Step 6: Add information the tool cannot provide
Copy the draft into your clinical system or word processor. Now add:
- Your ward's phone number and hours
- The physiotherapy department contact
- The patient's next appointment date and time
- The patient's name at the top of the document
- Any medication instructions (from your standard prescribing — not from the tool)
Step 7: Replace general guidance with your unit's specific protocol
Check whether your unit's specific protocols differ from what the tool produced. In this example:
- Your anaesthetic department uses a specific wound dressing that is removed at ten days, not at two weeks. Update this line.

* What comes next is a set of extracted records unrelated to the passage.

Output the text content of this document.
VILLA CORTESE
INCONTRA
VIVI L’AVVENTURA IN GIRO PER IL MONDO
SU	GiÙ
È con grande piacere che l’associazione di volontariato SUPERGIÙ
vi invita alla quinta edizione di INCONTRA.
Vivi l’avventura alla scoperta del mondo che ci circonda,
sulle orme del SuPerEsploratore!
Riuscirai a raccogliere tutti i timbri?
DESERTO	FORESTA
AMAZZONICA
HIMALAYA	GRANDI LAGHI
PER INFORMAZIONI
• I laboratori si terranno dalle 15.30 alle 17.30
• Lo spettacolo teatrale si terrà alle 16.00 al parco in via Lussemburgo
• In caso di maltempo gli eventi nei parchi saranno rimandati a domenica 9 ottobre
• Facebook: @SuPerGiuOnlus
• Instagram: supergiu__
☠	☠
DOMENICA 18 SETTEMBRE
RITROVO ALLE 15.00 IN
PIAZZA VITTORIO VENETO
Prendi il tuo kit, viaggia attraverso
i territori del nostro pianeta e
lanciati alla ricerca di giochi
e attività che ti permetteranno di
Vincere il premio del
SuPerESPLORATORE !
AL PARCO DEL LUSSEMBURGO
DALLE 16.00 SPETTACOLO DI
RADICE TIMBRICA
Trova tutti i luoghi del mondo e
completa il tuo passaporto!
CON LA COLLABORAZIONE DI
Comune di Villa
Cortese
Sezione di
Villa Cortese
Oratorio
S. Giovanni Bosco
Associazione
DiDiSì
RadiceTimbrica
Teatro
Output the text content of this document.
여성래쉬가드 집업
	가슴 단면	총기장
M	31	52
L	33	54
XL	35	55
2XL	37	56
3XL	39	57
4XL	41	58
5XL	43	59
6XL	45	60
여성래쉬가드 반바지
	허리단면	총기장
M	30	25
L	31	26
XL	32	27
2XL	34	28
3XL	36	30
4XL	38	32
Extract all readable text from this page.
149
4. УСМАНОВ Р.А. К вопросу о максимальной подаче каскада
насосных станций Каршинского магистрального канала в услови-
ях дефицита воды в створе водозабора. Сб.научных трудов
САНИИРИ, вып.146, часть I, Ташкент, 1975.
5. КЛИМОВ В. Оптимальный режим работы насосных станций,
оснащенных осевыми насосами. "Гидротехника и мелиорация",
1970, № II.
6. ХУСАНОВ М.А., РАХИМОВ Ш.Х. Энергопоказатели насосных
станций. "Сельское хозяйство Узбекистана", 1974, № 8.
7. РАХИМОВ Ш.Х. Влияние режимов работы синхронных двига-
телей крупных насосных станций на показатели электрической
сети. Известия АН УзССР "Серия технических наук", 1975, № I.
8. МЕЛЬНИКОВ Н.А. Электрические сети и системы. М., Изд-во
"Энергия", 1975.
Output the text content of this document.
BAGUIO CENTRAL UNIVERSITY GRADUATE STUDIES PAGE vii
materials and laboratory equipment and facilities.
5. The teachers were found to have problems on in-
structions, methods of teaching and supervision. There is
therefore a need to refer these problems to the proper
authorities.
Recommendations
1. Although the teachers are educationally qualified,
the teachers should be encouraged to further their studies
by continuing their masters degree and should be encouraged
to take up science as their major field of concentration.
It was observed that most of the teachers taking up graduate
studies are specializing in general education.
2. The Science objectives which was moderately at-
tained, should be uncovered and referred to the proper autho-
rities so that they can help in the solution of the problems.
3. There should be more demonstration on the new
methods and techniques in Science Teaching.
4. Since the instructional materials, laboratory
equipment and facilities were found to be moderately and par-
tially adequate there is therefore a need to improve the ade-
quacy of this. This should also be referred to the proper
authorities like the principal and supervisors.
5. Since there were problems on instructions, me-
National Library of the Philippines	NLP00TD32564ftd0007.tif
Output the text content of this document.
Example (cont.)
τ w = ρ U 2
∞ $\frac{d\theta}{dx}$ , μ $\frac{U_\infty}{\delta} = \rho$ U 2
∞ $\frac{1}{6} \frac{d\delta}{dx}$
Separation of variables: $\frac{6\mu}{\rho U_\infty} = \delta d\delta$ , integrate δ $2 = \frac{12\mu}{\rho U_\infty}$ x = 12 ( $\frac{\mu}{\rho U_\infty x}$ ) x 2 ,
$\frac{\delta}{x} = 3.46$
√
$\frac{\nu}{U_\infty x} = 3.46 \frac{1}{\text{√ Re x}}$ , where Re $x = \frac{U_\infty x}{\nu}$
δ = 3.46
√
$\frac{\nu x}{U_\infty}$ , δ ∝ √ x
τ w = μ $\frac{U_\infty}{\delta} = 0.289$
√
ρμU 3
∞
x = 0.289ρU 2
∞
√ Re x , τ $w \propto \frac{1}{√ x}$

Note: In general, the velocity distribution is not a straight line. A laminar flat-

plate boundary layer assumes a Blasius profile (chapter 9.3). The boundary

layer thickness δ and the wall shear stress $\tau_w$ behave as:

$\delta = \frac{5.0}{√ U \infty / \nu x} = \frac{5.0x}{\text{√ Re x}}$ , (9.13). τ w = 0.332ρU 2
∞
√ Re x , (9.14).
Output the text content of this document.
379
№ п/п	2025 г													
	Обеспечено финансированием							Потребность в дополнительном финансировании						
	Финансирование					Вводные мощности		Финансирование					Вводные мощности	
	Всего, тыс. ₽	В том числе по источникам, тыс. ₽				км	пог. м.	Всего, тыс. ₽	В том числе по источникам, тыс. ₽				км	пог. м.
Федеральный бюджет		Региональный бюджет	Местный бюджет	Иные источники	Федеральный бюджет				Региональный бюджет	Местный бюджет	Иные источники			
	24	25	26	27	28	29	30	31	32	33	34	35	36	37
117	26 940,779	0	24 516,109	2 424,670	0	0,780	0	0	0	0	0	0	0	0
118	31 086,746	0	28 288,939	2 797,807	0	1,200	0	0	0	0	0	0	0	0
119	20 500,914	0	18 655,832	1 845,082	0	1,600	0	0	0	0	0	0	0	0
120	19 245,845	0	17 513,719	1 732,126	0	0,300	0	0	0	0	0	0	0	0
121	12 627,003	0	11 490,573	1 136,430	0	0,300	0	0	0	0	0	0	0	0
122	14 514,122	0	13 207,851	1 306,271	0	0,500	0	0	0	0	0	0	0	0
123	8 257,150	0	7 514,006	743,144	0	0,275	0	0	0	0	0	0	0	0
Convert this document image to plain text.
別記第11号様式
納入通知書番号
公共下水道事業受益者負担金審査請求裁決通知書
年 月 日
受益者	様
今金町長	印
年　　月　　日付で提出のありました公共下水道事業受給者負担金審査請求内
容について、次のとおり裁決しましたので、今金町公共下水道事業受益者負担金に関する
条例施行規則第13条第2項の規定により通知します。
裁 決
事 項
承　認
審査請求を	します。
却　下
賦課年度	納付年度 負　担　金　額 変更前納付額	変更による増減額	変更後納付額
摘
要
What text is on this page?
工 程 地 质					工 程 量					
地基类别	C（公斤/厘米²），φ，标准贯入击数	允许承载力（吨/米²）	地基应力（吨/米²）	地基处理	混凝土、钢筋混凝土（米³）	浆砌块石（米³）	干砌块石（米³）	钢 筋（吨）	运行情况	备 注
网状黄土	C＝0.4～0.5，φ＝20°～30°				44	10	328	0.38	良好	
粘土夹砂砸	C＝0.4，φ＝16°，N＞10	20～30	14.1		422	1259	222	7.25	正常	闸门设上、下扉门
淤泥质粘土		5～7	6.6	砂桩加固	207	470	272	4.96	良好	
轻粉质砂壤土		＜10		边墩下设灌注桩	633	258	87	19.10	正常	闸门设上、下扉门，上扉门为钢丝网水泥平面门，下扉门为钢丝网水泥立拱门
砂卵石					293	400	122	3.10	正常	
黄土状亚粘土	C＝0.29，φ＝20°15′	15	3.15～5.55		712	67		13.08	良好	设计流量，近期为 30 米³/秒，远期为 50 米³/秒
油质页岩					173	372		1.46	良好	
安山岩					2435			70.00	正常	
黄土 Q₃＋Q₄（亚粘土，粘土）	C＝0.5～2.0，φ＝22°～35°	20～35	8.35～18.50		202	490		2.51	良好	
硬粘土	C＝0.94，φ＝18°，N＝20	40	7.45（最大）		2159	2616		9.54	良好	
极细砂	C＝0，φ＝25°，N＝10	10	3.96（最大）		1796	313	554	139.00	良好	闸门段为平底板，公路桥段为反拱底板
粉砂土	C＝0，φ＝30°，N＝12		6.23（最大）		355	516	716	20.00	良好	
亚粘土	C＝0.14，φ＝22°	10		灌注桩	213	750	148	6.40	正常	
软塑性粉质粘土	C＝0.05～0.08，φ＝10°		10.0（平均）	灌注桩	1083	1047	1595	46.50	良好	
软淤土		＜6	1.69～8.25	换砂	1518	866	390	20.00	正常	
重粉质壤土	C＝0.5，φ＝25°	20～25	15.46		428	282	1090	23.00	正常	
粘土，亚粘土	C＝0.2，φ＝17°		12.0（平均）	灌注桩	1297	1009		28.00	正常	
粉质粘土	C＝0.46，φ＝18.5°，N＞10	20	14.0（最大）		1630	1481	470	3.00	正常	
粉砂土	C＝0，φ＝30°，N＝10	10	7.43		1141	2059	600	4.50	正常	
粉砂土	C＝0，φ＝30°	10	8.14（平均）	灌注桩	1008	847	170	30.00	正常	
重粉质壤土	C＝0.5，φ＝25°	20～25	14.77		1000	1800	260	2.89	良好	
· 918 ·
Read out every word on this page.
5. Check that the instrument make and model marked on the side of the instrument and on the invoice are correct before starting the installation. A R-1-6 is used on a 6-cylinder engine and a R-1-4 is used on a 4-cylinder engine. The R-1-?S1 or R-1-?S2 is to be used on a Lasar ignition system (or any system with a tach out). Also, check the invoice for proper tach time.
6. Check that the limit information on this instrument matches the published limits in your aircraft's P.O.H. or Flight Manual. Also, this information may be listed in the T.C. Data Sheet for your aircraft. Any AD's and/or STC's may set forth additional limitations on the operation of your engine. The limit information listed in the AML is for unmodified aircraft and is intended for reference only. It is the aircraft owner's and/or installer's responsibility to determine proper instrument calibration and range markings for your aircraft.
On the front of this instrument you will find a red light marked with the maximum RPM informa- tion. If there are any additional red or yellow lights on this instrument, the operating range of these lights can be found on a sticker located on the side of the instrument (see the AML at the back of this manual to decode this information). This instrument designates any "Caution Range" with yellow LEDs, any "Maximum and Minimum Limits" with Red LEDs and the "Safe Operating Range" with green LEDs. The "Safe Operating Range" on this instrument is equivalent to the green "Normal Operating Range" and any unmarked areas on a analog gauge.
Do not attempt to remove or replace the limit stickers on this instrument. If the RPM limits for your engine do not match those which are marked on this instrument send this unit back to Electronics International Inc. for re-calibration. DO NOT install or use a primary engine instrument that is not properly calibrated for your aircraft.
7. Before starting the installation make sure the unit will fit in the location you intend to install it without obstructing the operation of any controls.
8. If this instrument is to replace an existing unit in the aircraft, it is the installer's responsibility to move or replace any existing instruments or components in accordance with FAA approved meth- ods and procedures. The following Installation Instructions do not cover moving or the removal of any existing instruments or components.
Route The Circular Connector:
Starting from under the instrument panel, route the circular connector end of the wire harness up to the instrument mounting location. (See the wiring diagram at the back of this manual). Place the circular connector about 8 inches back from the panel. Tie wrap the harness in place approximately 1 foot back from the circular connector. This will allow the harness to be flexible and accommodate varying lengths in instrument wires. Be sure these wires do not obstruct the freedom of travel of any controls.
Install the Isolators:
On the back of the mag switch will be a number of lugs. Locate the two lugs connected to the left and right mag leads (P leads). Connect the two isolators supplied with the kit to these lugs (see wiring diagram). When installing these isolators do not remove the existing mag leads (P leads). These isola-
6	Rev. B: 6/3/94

- Your unit provides raised toilet seats to patients before discharge — mention this in the hip precautions section.
Step 8: Read the complete document one final time
Read it aloud — slowly. Your patient is 68, going home tomorrow, mildly anxious about managing at home, with her daughter reading over her shoulder. Every sentence needs to be immediately clear on first reading.
Remove any sentence that is ambiguous. Check the warning signs section is prominent and easy to find. Ensure the phone number to call is clearly visible.
What the tool does badly
The tool cannot know your surgical approach — and hip precautions differ significantly between approaches. For an anterior approach, most precautions do not apply, and giving posterior approach precautions to an anterior approach patient will restrict them unnecessarily. Always specify the approach in your prompt and check the precautions section against your protocol.
The tool also cannot generate medication instructions. Do not add medication guidance to the prompt. These instructions come from your prescribing team and pharmacy.
What to try next
Use the same approach to draft the physiotherapy referral letter for the same patient. You already have the clinical parameters. The workflow is identical: set the task, provide the parameters, review the draft, add what only you can add.
Remember: AI is a helpful assistant, not a clinician. You make the call.